During the virtual meeting, Deng, who is also a minister without portfolio at the Executive Yuan, expressed hope that Taiwan and the U.S. would begin talks on a bilateral trade agreement, an official at the Cabinet’s Office of Trade Negotiations told CNA Tuesday on condition of anonymity.
The official declined to comment on whether the bilateral discussions touched upon the Indo-Pacific Economic Framework (IPEF), an initiative proposed by the U.S. government in 2021 with the aim of enhancing its economic engagement in the Indo-Pacific region.
It was not mentioned in a readout provided by the USTR, either.
In Monday’s meeting, the two sides reviewed the progress made on bilateral trade issues since the Trade and Investment Framework Agreement (TIFA) council meeting in June 2021 and agreed to remain in contact on these and other issues in the coming months, according to the readout.
“They also discussed their mutual interest in working together on issues of common concern, including regionally and in multilateral organizations like the World Trade Organization,” the readout added.

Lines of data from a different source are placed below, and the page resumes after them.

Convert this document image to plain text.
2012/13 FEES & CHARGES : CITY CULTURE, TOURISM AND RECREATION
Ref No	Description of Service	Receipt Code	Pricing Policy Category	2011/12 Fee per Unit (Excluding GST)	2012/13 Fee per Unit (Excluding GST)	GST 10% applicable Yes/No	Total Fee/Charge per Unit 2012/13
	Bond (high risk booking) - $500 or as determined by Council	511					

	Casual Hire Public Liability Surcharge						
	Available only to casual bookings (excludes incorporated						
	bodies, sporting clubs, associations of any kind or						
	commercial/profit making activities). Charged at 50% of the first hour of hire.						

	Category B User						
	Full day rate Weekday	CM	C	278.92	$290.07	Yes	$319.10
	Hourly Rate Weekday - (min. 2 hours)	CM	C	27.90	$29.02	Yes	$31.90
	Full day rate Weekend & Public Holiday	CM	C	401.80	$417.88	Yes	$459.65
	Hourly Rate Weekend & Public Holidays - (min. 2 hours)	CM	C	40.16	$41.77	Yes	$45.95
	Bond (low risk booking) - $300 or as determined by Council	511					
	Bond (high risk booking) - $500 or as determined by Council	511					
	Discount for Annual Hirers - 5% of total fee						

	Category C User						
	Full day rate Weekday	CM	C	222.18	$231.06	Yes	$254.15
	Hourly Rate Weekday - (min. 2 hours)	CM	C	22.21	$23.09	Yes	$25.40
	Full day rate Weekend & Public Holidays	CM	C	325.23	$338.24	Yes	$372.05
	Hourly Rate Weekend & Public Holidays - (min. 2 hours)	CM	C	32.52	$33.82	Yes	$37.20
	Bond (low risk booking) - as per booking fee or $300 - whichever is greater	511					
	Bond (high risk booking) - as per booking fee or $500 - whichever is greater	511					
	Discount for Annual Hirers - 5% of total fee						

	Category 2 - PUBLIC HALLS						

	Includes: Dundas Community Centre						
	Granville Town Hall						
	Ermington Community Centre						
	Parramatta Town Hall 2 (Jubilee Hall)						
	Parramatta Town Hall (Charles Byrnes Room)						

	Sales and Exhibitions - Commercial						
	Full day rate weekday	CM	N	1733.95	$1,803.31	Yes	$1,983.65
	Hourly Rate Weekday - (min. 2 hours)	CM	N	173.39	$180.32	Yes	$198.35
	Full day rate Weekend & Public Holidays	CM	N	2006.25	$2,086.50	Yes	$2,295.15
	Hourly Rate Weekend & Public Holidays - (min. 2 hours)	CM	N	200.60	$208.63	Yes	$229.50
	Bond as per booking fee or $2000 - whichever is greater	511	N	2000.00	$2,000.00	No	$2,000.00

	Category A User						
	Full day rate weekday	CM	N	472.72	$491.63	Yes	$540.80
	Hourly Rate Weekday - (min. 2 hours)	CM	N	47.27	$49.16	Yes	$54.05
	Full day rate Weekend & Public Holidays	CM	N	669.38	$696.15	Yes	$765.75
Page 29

Instead, it will include different modules covering “fair and resilient trade, supply chain resilience, infrastructure and decarbonization, and tax and anticorruption,” the report said.
Taiwan’s government has expressed an interest in taking part in the IPEF initiative.
However, at a Senate hearing at the end of March, Tai was unwilling to comment on whether Taiwan would be invited to join the planned IPEF, saying only that the matter had yet to be decided.
Deng and Tai first held a bilateral meeting in June 2021, shortly before the TIFA council meeting, which included high-level trade and investment talks between the two countries.
During the TIFA council meeting, the two sides discussed bilateral trade issues such as supply chains, intellectual property, and agriculture while exploring opportunities to work together on tackling the climate crisis, according to the USTR.